Du point de vue cambodgien, un site archéologique peut très bien abriter des champs, ou du bétail. Les bâtiments peuvent être envahis par la végétation. Conserver ces sites sous une forme qui les intègre à la nature et à la vie quotidienne me semble plus proche de la cosmologie cambodgienne. Il est important de procéder aux restaurations en tenant compte du développement des communautés villageoises environnantes et de la protection de la culture folklorique. Car Angkor Vat est à la fois le site d’une splendeur passée et un lieu sacré où aujourd’hui encore des fidèles viennent se recueillir.
——Vous connaissez bien le site d’Angkor Vat, que vous inspire-t-il ?
ISHIZAWA À force d’étudier la foule de bas-reliefs qui orne les murs, j’en suis venu à me dire qu’il était impossible qu’ils aient été réalisés sous la contrainte. D’un point de vue occidental, on considère que des esclaves ont construit le palais d’Angkor sur les ordres d’un potentat, mais je me demande si la réalité n’est pas un peu différente. Plusieurs dizaines de milliers de tailleurs de pierre et de sculpteurs ont passé des dizaines d’années à construire ce temple, et je pense qu’ils y trouvaient une satisfaction spirituelle.
Ils ne travaillaient pas à contrecœur, sur les ordres d’un roi, c’était pour eux un acte de foi, qui comptait pour leur réincarnation future. Il reste des témoignages qui vont dans ce sens. Seul un travail dévoué pouvait donner forme à une si sublime prière. Angkor Vat, c’est l’incarnation du paradis des Cambodgiens. L’étude historique et religieuse du site, menée en parallèle des fouilles, m’a permis de toucher du doigt ce point.
——En 1992, le site d’Angkor(*2) a été inscrit sur la liste du patrimoine mondial de l’Unesco, ce qui a attiré des touristes du monde entier. Quel est l’impact sur le site ?

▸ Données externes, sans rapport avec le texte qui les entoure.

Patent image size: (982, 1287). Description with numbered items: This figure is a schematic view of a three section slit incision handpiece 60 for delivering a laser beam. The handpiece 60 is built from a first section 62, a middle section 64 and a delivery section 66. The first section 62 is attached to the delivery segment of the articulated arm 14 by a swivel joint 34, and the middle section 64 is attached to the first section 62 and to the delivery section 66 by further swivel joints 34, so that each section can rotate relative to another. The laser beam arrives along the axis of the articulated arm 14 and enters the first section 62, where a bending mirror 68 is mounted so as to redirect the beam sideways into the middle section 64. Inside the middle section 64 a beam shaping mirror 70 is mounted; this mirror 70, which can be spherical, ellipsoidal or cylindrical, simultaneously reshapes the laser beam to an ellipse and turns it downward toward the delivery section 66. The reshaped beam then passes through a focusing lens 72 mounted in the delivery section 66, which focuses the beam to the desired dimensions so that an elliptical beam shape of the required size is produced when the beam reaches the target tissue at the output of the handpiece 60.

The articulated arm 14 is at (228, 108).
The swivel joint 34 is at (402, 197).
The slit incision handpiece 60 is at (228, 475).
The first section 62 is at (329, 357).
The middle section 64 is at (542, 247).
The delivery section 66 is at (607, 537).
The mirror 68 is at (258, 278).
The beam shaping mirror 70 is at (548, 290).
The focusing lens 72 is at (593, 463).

ISHIZAWA C’est une bonne chose que des gens du monde entier viennent visiter ce site magnifique. Mais depuis que le nombre de visiteurs a dépassé le million par an en 2004, il ne cesse de croître : en 2016, ils étaient 5 millions. Cela entraîne de nombreux problèmes, notamment de pollution de l’air et de l’eau, de gestion des déchets, et de protection de l’environnement avec la construction d’hôtels.
L’arrivée de nombreuses personnes sur le site entraîne également des dégradations, d’où une régulation du nombre d’entrées et des horaires pour canaliser les flux. À l’heure du tourisme de masse, il est impossible d’interdire l’accès au site pour le protéger. Et pour la population, cela représente une source de revenus non négligeable, la question est délicate.

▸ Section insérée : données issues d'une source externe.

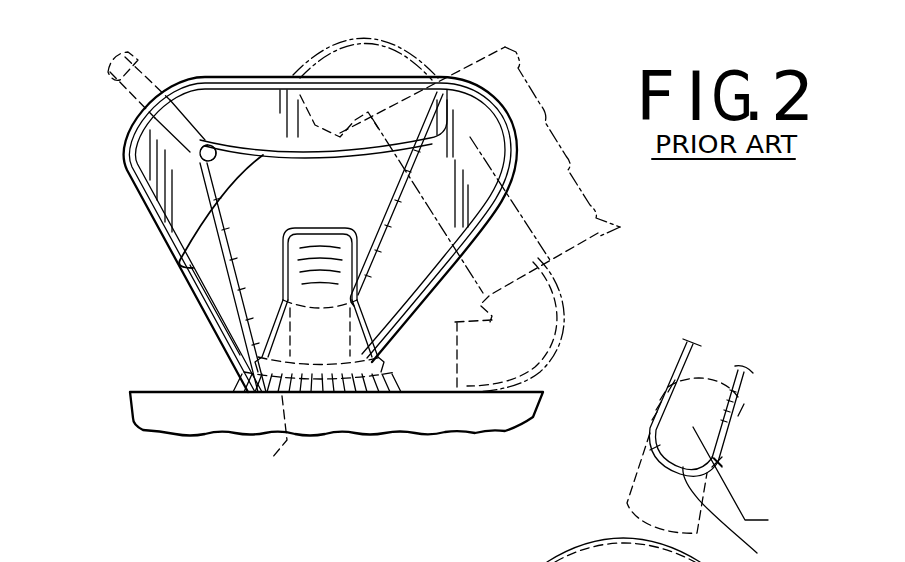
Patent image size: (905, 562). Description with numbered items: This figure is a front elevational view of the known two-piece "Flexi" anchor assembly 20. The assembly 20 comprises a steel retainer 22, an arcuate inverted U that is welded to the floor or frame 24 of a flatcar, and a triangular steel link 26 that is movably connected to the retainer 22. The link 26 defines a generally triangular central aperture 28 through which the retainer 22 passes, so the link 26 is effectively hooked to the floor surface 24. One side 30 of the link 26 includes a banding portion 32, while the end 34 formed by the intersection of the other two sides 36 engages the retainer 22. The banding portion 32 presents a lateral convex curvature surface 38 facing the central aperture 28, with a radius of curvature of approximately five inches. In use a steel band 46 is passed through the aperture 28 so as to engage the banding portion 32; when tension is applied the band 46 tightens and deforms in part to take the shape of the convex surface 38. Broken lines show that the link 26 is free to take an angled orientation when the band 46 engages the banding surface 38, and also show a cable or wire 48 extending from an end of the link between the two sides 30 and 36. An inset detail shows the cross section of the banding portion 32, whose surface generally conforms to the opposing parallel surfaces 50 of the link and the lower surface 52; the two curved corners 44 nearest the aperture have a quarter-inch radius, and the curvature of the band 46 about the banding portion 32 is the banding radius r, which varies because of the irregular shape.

Quoi qu’il en soit, c’est aux Cambodgiens eux-mêmes de décider de quelle façon ils veulent protéger le site d’Angkor Vat. Notre rôle à nous, c’est seulement de les y aider.
(Interview et texte : Kondô Hisashi, Nippon.com. Photos : Ôkouchi Tadashi, sauf mention contraire. Photo de titre : le professeur Ishizawa interviewé dans l’espace d’exposition de l’Université Sophia dédié à Angkor Vat)
(*2) ^ Le site archéologique d’Angkor comprend 700 temples et structures de taille variée, parmi lesquelles Angkor Vat et Angkor Thom. Le temple de Preah Vihear a été ajouté à la liste en 2008, et le site de Sambor Prei Kuk en 2017.